Teachers Union Gets $17 Million Tax Breaks Amid Its Clamor For Tax Increases

Despite The United Federation of Teachers’ clamor for higher property taxes, reports showed that the union earned a whopping $17 Million in tax breaks on properties it owned in New York.

Public records reveal the union’s huge savings come from property taxes and other credits on its two Financial District buildings. Since 2009, the UFT has secured at least 129 separate tax breaks and refunds from the city Department of Finance.

From as little as $1,252.92 for a commercial expansion credit in February 2020 to as much as a staggering ICIP $689,568 deduction in August 2009, the union has a reputation for enjoying such benefits.

The massive tax benefits enjoyed by the union over the years suggest that it is somewhat hypocritical to demand higher taxes on others. The news that union leaders call for higher taxes in several areas is shocking. Their actions have allegedly been justified by a need to secure better teacher pay.

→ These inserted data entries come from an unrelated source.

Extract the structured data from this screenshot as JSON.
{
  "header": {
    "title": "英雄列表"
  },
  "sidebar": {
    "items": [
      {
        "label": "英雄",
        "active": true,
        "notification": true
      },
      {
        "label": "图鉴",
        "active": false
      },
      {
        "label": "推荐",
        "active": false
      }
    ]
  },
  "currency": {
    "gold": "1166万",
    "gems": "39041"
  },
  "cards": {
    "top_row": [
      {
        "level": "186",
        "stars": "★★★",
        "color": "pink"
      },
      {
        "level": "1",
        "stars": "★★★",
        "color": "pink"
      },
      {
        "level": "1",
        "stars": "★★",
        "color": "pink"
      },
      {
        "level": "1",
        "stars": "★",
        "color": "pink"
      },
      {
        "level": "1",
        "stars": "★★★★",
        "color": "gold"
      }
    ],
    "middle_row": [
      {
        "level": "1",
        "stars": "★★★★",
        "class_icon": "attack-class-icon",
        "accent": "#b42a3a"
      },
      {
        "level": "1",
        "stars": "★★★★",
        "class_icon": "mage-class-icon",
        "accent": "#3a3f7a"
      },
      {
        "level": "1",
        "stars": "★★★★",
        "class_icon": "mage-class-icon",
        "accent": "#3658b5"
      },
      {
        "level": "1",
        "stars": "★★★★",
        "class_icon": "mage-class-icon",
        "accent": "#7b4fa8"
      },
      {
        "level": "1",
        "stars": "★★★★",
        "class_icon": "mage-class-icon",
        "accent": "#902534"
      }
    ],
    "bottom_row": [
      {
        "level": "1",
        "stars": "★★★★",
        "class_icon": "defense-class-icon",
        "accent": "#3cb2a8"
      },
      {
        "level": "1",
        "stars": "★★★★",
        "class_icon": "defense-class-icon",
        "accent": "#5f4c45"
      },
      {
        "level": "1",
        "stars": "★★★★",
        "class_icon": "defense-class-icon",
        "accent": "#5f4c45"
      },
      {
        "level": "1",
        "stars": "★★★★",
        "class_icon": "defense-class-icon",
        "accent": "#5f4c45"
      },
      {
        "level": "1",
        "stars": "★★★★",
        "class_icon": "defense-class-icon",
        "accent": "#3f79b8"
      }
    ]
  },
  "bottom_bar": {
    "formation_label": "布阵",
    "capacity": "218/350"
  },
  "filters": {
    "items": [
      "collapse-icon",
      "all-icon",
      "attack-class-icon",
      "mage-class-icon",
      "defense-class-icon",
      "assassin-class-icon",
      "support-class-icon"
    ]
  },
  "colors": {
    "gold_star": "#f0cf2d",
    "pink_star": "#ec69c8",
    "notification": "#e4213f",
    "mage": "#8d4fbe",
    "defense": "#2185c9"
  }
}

Aside from the millions of dollars enjoyed in benefits, the New York Post reported that UFT has initiated at least thirty-three legal processes challenging the real estate tax assessment on its properties to reduce its real estate taxes.

The union’s hypocritical moves are not recent. Some date back to 2014. The union had said taxes levied on out-of-state landlords are absurdly low, calling for a raise to secure more education funding.

Critics have found it amusing that the city that offers the union tax breaks pays them to lease a space in their buildings. Since 2010, the union has collected over $6 Million in rent and other payments from the city.

Rep. Nicole Malliotakis (R-NY) criticized the union for its hypocrisy and double standards.

“Ask any teacher, firefighter, or police officer on Staten Island whether they can afford a property tax hike. It’s unconscionable that some people think hard-working taxpayers are ATMs with endless funds when the truth is if properties like the ones owned by UFT paid their fair share, the burden wouldn’t be falling on the middle class,” Malliotakis told The Post.